Wissenschaftler fordern Auszeiten für pflegende Angehörige

Nicht genug Zeit und Zuwendung

Der Münsteraner Wirtschafts- und Sozialwissenschaftler Jürgen Rinderspacher hat die Zeitnöte untersucht, die mit der Pflege eines alten Menschen verbunden sind. Fazit der Studie: Änderungen in der Arbeitswelt, bei den Pflegediensten und Auszeiten für Angehörige, die die Hauptlast der Pflege tragen, sind dringend nötig.

 (DR)

«Zeiten der Pflege», so der Titel der Untersuchung, setzten die Pflegenden unter Dauerstress, sagte Rinderspacher dem epd in Berlin. Dennoch bleibe nicht genug Zeit und Zuwendung für die Pflegebedürftigen.

Die Zeitnöte der Pflegenden sind unterschiedlich, heißt es in der Studie, die im Dezember veröffentlicht wurde. Ehepartner leiden darunter, dass sie sich vollständig an den Zeitrhythmus des Schwächeren anpassen müssen. Extrem wird der Druck, wenn der Partner dement ist.

Zeitliche Entlastung
Um die Pflege durchhalten zu können, müssen die Pflegenden zeitlich entlastet werden. Angebote würden dann angenommen, wenn sie in den Alltag passen. Als Beispiel nannte Rinderspacher eine stundenweise Betreuung am Samstag, beispielsweise in einem Café für Demenzkranke. Angebote am Sonntag hätten hingegen keinen Sinn. Eines der größten Probleme sei die fehlende Entlastung während der Nacht.

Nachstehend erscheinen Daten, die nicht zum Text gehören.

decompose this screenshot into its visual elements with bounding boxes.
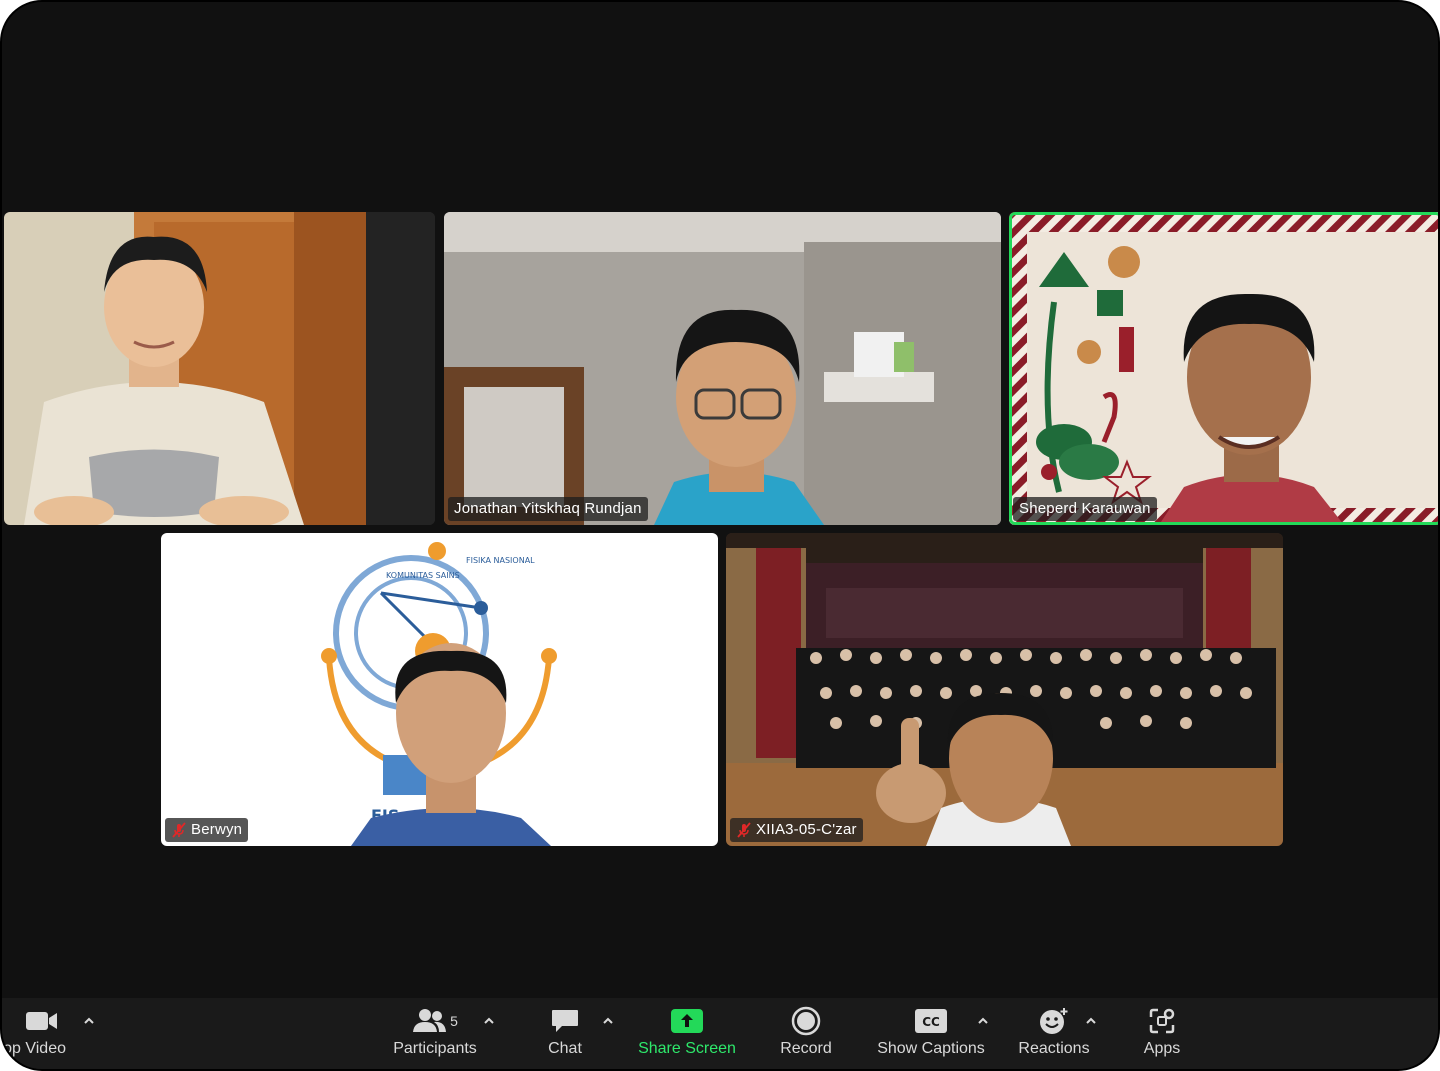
share-screen-button[interactable]: Share Screen	[632, 1006, 742, 1058]
participant-name-tag: Jonathan Yitskhaq Rundjan	[448, 497, 648, 521]
video-tile-participant-2[interactable]: Jonathan Yitskhaq Rundjan	[444, 212, 1001, 525]
logo-arc-text-right: FISIKA NASIONAL	[466, 556, 535, 565]
participant-name: XIIA3-05-C'zar	[756, 821, 857, 838]
chat-bubble-icon	[552, 1010, 578, 1032]
mic-muted-icon	[737, 822, 751, 838]
smiley-reaction-icon	[1040, 1008, 1068, 1034]
svg-text:CC: CC	[922, 1015, 940, 1029]
video-camera-icon	[26, 1012, 57, 1030]
video-feed: KOMUNITAS SAINS FISIKA NASIONAL FIS	[161, 533, 718, 846]
participant-name: Jonathan Yitskhaq Rundjan	[454, 500, 642, 517]
participants-count: 5	[450, 1013, 458, 1029]
participants-button[interactable]: 5 Participants	[388, 1006, 482, 1058]
video-tile-participant-3[interactable]: Sheperd Karauwan	[1009, 212, 1438, 525]
chat-options-chevron-up-icon[interactable]	[601, 1014, 615, 1028]
reactions-label: Reactions	[1018, 1040, 1090, 1057]
record-label: Record	[780, 1040, 832, 1057]
apps-icon	[1149, 1008, 1175, 1034]
stop-video-button[interactable]: Stop Video	[2, 1006, 92, 1058]
participant-name-tag: Sheperd Karauwan	[1013, 497, 1157, 521]
participants-options-chevron-up-icon[interactable]	[482, 1014, 496, 1028]
chat-button[interactable]: Chat	[535, 1006, 595, 1058]
participant-name-tag: XIIA3-05-C'zar	[730, 818, 863, 842]
video-feed	[4, 212, 435, 525]
participant-name: Berwyn	[191, 821, 243, 838]
chat-label: Chat	[548, 1040, 582, 1057]
mic-muted-icon	[172, 822, 186, 838]
video-feed	[1009, 212, 1438, 525]
participant-name: Sheperd Karauwan	[1019, 500, 1151, 517]
captions-options-chevron-up-icon[interactable]	[976, 1014, 990, 1028]
show-captions-label: Show Captions	[877, 1040, 985, 1057]
record-icon	[791, 1006, 821, 1036]
participants-icon	[413, 1009, 447, 1032]
share-screen-arrow-icon	[671, 1009, 703, 1033]
logo-arc-text-left: KOMUNITAS SAINS	[386, 571, 460, 580]
meeting-window: Jonathan Yitskhaq Rundjan Sheperd Karauw…	[0, 0, 1440, 1071]
record-button[interactable]: Record	[772, 1006, 840, 1058]
show-captions-button[interactable]: CC Show Captions	[870, 1006, 992, 1058]
participant-name-tag: Berwyn	[165, 818, 249, 842]
video-tile-participant-4[interactable]: KOMUNITAS SAINS FISIKA NASIONAL FIS Berw…	[161, 533, 718, 846]
video-feed	[726, 533, 1283, 846]
video-options-chevron-up-icon[interactable]	[82, 1014, 96, 1028]
participants-label: Participants	[393, 1040, 477, 1057]
apps-label: Apps	[1143, 1040, 1181, 1057]
video-tile-participant-1[interactable]	[4, 212, 435, 525]
closed-captions-icon: CC	[915, 1009, 947, 1033]
apps-button[interactable]: Apps	[1132, 1006, 1192, 1058]
video-tile-participant-5[interactable]: XIIA3-05-C'zar	[726, 533, 1283, 846]
reactions-options-chevron-up-icon[interactable]	[1084, 1014, 1098, 1028]
share-screen-label: Share Screen	[638, 1040, 736, 1057]
stop-video-label: Stop Video	[2, 1040, 66, 1057]
meeting-toolbar: Stop Video 5 Participants	[2, 998, 1438, 1069]
video-feed	[444, 212, 1001, 525]
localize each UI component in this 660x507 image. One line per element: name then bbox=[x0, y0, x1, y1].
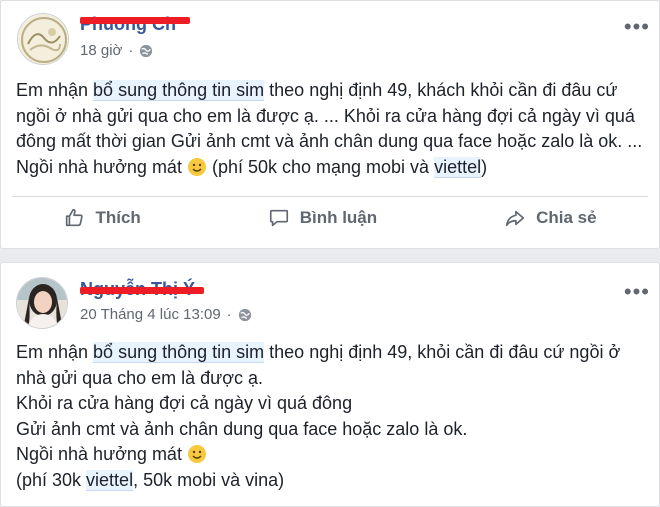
post-line: (phí 30k viettel, 50k mobi và vina) bbox=[16, 468, 644, 494]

Töchter und Schwiegertöchter müssten die Pflege eines Angehörigen in der Regel mit ihrer Berufstätigkeit verbinden, sagt Rinderspacher. Die Arbeitszeit zu reduzieren, reiche oft nicht aus. Pflegende Angehörige bräuchten flexible Vereinbarungen, die geändert werden können, wenn sich die Anforderungen zu Hause ändern.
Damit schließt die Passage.